Until this weekend, Biden and his administration have refused to allow Ukraine to use long-range missiles for deep strikes inside Russia, citing that it would risk escalating the war, prompt Russia to respond erratically and fail to provide Ukraine with any tangible strategic advantage. That changed over the weekend when reports emerged that U.S. officials gave Kyiv the green light to start using American surface-to-surface Army Tactical Missile System (ATACMs) for such strikes, apparently at least in part due to Russia’s decision to deploy North Korean soldiers along the front lines of the war.
While he refused to confirm any details on record, White House National Security Advisor Jon Finer told reporters Sunday that Russia had been “putting fuel on the fire” of the war and that the battlefield conditions were subject to “evolve and change.”
Some defense and foreign affairs experts were troubled, given the Biden administration’s previous obstinance to making such a move and the obvious risk escalators.
“There’s no benefit from a U.S. national security perspective. Heightened proxy attacks inside Russia only elevate risk with Russia and will make the war harder to wind down,” author and international security professor Max Abrahams said on Monday.
Biden’s move is all but certain to drag the U.S. further into the ongoing conflict. The Biden administration has already sent tens of billions of dollars in military aid to Ukraine since February 2022, and more recently allowed American defense contractors to travel to the region to help Ukrainian forces with various armaments — a first since the war started.
Russia has become no less hostile over the last two years, throwing as many resources as it can afford toward the war even at the cost of hundreds of thousands of lives and hundreds of billions of dollars. After months of threats against continued U.S. involvement, Russian President Vladimir Putin updated the country’s nuclear doctrine on Tuesday, essentially lowering the bar for which conditions nuclear weapons could be used.
Kremlin spokesman Dmitry Peskov, when asked whether Russia could respond to long-range missile strikes with nuclear weapons, said Tuesday that the country “reserves the right” to respond accordingly if conventional weapons create a “critical threat” to its “sovereignty and territorial integrity,” according to The New York Times. Putin himself has not directly addressed the matter.
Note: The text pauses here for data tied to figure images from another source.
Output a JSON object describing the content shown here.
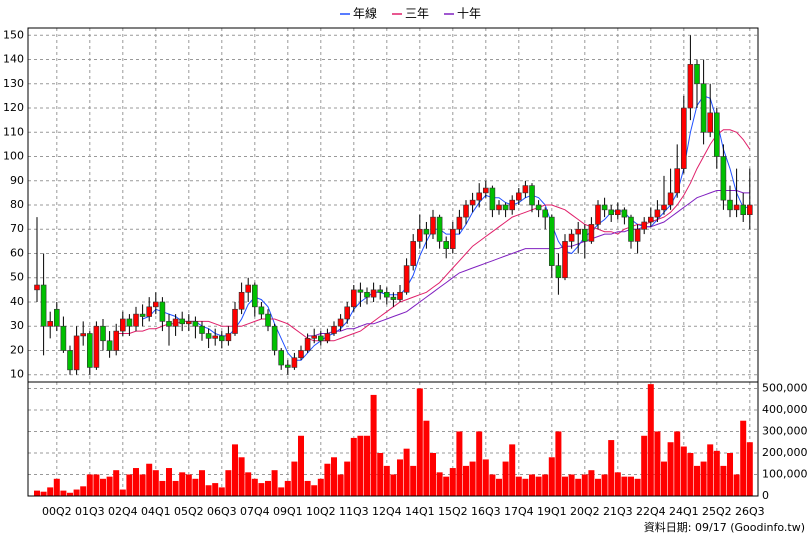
{
  "chart_data": {
    "type": "candlestick",
    "footer": "資料日期: 09/17 (Goodinfo.tw)",
    "categories": [
      null,
      null,
      null,
      "00Q2",
      null,
      null,
      null,
      null,
      "01Q3",
      null,
      null,
      null,
      null,
      "02Q4",
      null,
      null,
      null,
      null,
      "04Q1",
      null,
      null,
      null,
      null,
      "05Q2",
      null,
      null,
      null,
      null,
      "06Q3",
      null,
      null,
      null,
      null,
      "07Q4",
      null,
      null,
      null,
      null,
      "09Q1",
      null,
      null,
      null,
      null,
      "10Q2",
      null,
      null,
      null,
      null,
      "11Q3",
      null,
      null,
      null,
      null,
      "12Q4",
      null,
      null,
      null,
      null,
      "14Q1",
      null,
      null,
      null,
      null,
      "15Q2",
      null,
      null,
      null,
      null,
      "16Q3",
      null,
      null,
      null,
      null,
      "17Q4",
      null,
      null,
      null,
      null,
      "19Q1",
      null,
      null,
      null,
      null,
      "20Q2",
      null,
      null,
      null,
      null,
      "21Q3",
      null,
      null,
      null,
      null,
      "22Q4",
      null,
      null,
      null,
      null,
      "24Q1",
      null,
      null,
      null,
      null,
      "25Q2",
      null,
      null,
      null,
      null,
      "26Q3"
    ],
    "open": [
      45,
      47,
      30,
      37,
      30,
      20,
      12,
      26,
      27,
      13,
      30,
      24,
      20,
      28,
      33,
      30,
      35,
      34,
      38,
      40,
      32,
      30,
      33,
      31,
      32,
      30,
      27,
      25,
      26,
      24,
      27,
      37,
      44,
      47,
      38,
      35,
      30,
      20,
      14,
      13,
      17,
      20,
      25,
      26,
      24,
      27,
      30,
      33,
      38,
      45,
      44,
      42,
      45,
      44,
      42,
      41,
      44,
      55,
      65,
      70,
      68,
      75,
      65,
      62,
      70,
      75,
      80,
      82,
      85,
      87,
      78,
      80,
      78,
      82,
      85,
      88,
      80,
      78,
      75,
      55,
      50,
      65,
      68,
      70,
      65,
      72,
      80,
      78,
      76,
      78,
      75,
      65,
      70,
      73,
      75,
      78,
      80,
      85,
      95,
      120,
      138,
      130,
      110,
      118,
      100,
      82,
      78,
      80,
      76
    ],
    "high": [
      75,
      60,
      36,
      40,
      34,
      22,
      30,
      32,
      28,
      32,
      33,
      28,
      31,
      36,
      35,
      38,
      39,
      42,
      44,
      42,
      35,
      35,
      36,
      35,
      34,
      32,
      29,
      29,
      28,
      30,
      40,
      48,
      50,
      48,
      40,
      37,
      31,
      21,
      16,
      19,
      22,
      27,
      29,
      28,
      29,
      32,
      35,
      40,
      47,
      48,
      46,
      48,
      47,
      46,
      44,
      47,
      58,
      68,
      76,
      73,
      78,
      76,
      67,
      73,
      78,
      82,
      85,
      89,
      90,
      88,
      82,
      81,
      84,
      87,
      90,
      89,
      82,
      79,
      76,
      60,
      68,
      70,
      73,
      72,
      75,
      82,
      83,
      80,
      81,
      79,
      76,
      72,
      75,
      79,
      82,
      92,
      95,
      105,
      125,
      150,
      140,
      140,
      130,
      120,
      105,
      88,
      95,
      85,
      95
    ],
    "low": [
      40,
      18,
      25,
      28,
      19,
      10,
      10,
      22,
      10,
      12,
      20,
      17,
      18,
      26,
      26,
      28,
      30,
      32,
      35,
      28,
      22,
      26,
      28,
      28,
      25,
      24,
      21,
      22,
      21,
      22,
      26,
      35,
      40,
      34,
      33,
      28,
      18,
      12,
      10,
      12,
      16,
      19,
      23,
      22,
      23,
      26,
      28,
      31,
      36,
      38,
      39,
      40,
      41,
      39,
      38,
      40,
      43,
      53,
      62,
      62,
      66,
      62,
      58,
      60,
      68,
      72,
      77,
      79,
      83,
      75,
      76,
      75,
      76,
      80,
      83,
      77,
      75,
      70,
      50,
      43,
      49,
      62,
      60,
      58,
      64,
      70,
      75,
      73,
      74,
      72,
      62,
      60,
      68,
      71,
      73,
      76,
      78,
      83,
      93,
      115,
      120,
      105,
      108,
      95,
      78,
      75,
      75,
      73,
      70
    ],
    "close": [
      47,
      30,
      32,
      30,
      20,
      12,
      26,
      27,
      13,
      30,
      24,
      20,
      28,
      33,
      30,
      35,
      34,
      38,
      40,
      32,
      30,
      33,
      31,
      32,
      30,
      27,
      25,
      26,
      24,
      27,
      37,
      44,
      47,
      38,
      35,
      30,
      20,
      14,
      13,
      17,
      20,
      25,
      26,
      24,
      27,
      30,
      33,
      38,
      45,
      44,
      42,
      45,
      44,
      42,
      41,
      44,
      55,
      65,
      70,
      68,
      75,
      65,
      62,
      70,
      75,
      80,
      82,
      85,
      87,
      78,
      80,
      78,
      82,
      85,
      88,
      80,
      78,
      75,
      55,
      50,
      65,
      68,
      70,
      65,
      72,
      80,
      78,
      76,
      78,
      75,
      65,
      70,
      73,
      75,
      78,
      80,
      85,
      95,
      120,
      138,
      130,
      110,
      118,
      100,
      82,
      78,
      80,
      76,
      80
    ],
    "up_color": "#ff0000",
    "down_color": "#00c000",
    "series": [
      {
        "name": "年線",
        "color": "#2050ff",
        "values": [
          null,
          null,
          null,
          null,
          null,
          null,
          null,
          null,
          null,
          null,
          null,
          null,
          null,
          null,
          null,
          null,
          33,
          34,
          37,
          36,
          35,
          34,
          32,
          32,
          32,
          30,
          29,
          27,
          26,
          26,
          29,
          33,
          39,
          42,
          41,
          38,
          31,
          25,
          19,
          16,
          16,
          19,
          22,
          24,
          26,
          27,
          29,
          32,
          37,
          40,
          42,
          44,
          44,
          43,
          43,
          43,
          46,
          51,
          59,
          65,
          70,
          70,
          68,
          68,
          68,
          72,
          77,
          81,
          84,
          83,
          83,
          81,
          80,
          81,
          83,
          84,
          83,
          80,
          72,
          65,
          61,
          60,
          63,
          67,
          69,
          72,
          74,
          77,
          78,
          77,
          74,
          72,
          71,
          71,
          74,
          77,
          80,
          85,
          95,
          110,
          121,
          125,
          124,
          115,
          103,
          95,
          85,
          79,
          79
        ]
      },
      {
        "name": "三年",
        "color": "#e0206a",
        "values": [
          null,
          null,
          null,
          null,
          null,
          null,
          null,
          null,
          null,
          null,
          null,
          null,
          27,
          27,
          27,
          28,
          28,
          29,
          29,
          30,
          31,
          31,
          32,
          32,
          32,
          32,
          32,
          31,
          30,
          30,
          30,
          30,
          31,
          32,
          33,
          33,
          33,
          32,
          31,
          29,
          27,
          25,
          24,
          24,
          24,
          24,
          25,
          26,
          27,
          28,
          30,
          32,
          34,
          36,
          38,
          40,
          41,
          42,
          43,
          44,
          46,
          48,
          51,
          54,
          57,
          60,
          63,
          65,
          67,
          69,
          71,
          73,
          75,
          76,
          77,
          78,
          79,
          80,
          80,
          79,
          78,
          76,
          74,
          72,
          71,
          70,
          69,
          69,
          68,
          70,
          71,
          72,
          72,
          73,
          74,
          75,
          77,
          80,
          84,
          89,
          95,
          100,
          105,
          109,
          111,
          111,
          110,
          107,
          103
        ]
      },
      {
        "name": "十年",
        "color": "#8020c0",
        "values": [
          null,
          null,
          null,
          null,
          null,
          null,
          null,
          null,
          null,
          null,
          null,
          null,
          null,
          null,
          null,
          null,
          null,
          null,
          null,
          null,
          null,
          null,
          null,
          null,
          null,
          null,
          null,
          null,
          null,
          null,
          null,
          null,
          null,
          null,
          null,
          null,
          null,
          null,
          null,
          null,
          null,
          26,
          26,
          27,
          27,
          28,
          28,
          29,
          29,
          30,
          31,
          31,
          32,
          33,
          34,
          35,
          36,
          38,
          40,
          42,
          44,
          46,
          48,
          50,
          52,
          53,
          54,
          55,
          56,
          57,
          58,
          59,
          60,
          61,
          62,
          62,
          62,
          62,
          62,
          62,
          63,
          63,
          64,
          65,
          66,
          67,
          68,
          68,
          69,
          69,
          70,
          70,
          71,
          71,
          72,
          73,
          75,
          77,
          79,
          81,
          83,
          84,
          85,
          86,
          86,
          86,
          86,
          85,
          85
        ]
      }
    ],
    "ylim": [
      7,
      153
    ],
    "yticks": [
      10,
      20,
      30,
      40,
      50,
      60,
      70,
      80,
      90,
      100,
      110,
      120,
      130,
      140,
      150
    ],
    "grid": true,
    "volume": {
      "color": "#ff0000",
      "values": [
        25000,
        20000,
        40000,
        80000,
        25000,
        15000,
        30000,
        45000,
        100000,
        100000,
        80000,
        90000,
        120000,
        30000,
        100000,
        130000,
        100000,
        150000,
        120000,
        70000,
        130000,
        70000,
        110000,
        100000,
        80000,
        120000,
        50000,
        60000,
        40000,
        120000,
        240000,
        180000,
        110000,
        80000,
        60000,
        70000,
        120000,
        40000,
        70000,
        160000,
        280000,
        70000,
        50000,
        80000,
        150000,
        180000,
        100000,
        160000,
        270000,
        280000,
        280000,
        470000,
        200000,
        140000,
        100000,
        170000,
        220000,
        140000,
        500000,
        350000,
        200000,
        110000,
        90000,
        130000,
        300000,
        140000,
        160000,
        300000,
        170000,
        100000,
        80000,
        160000,
        240000,
        90000,
        80000,
        100000,
        90000,
        100000,
        180000,
        300000,
        90000,
        100000,
        80000,
        100000,
        120000,
        80000,
        100000,
        260000,
        110000,
        90000,
        90000,
        80000,
        280000,
        520000,
        300000,
        160000,
        250000,
        300000,
        230000,
        200000,
        140000,
        160000,
        240000,
        210000,
        140000,
        200000,
        100000,
        350000,
        250000
      ],
      "ylim": [
        0,
        530000
      ],
      "yticks": [
        0,
        {
          "value": 100000,
          "label": "100,000"
        },
        {
          "value": 200000,
          "label": "200,000"
        },
        {
          "value": 300000,
          "label": "300,000"
        },
        {
          "value": 400000,
          "label": "400,000"
        },
        {
          "value": 500000,
          "label": "500,000"
        }
      ]
    }
  }
}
The White House downplayed Moscow’s actions Tuesday, telling the Daily Caller News Foundation it was “not surprised” by Moscow’s new nuclear doctrine, given that it was announced two months prior.
“Observing no changes to Russia’s nuclear posture, we have not seen any reason to adjust our own nuclear posture or doctrine in response to Russia’s statements today,” a White House National Security spokesperson told the DCNF. “This is more of the same irresponsible rhetoric from Russia, which we have seen for the past two years.”
Biden’s increasingly hawkish approach to the Russia-Ukraine war seems to be in stark contrast with Trump’s plans to end the conflict. While the Biden administration has not outlined its hopes for any timeline to end the war, Trump has promised that he will bring it to a finish before he takes office in January — weighing on his deal-making abilities, his relationships with both Putin and Ukrainian President Volodymyr Zelenskyy and his ability to bring them both to the negotiating table.
Ukrainians also seem increasingly wary of continuing the conflict. Roughly 52% of Ukrainians surveyed want Kyiv to negotiate a peace deal with Moscow as quickly as possible rather than continue fighting, according to a Gallup poll released on Tuesday.
Revelations that Biden has allowed Ukraine to use ATACM systems angered some Trump allies this week, who warned it would only serve to drag out the war further and bring new risks for the U.S.
“No one anticipated that Joe Biden would ESCALATE the war in Ukraine during the transition period,” former Trump administration Director of National Intelligence Richard Grenell said on Sunday. “This is as if he is launching a whole new war. Everything has changed now – all previous calculations are null and void. And all for politics.”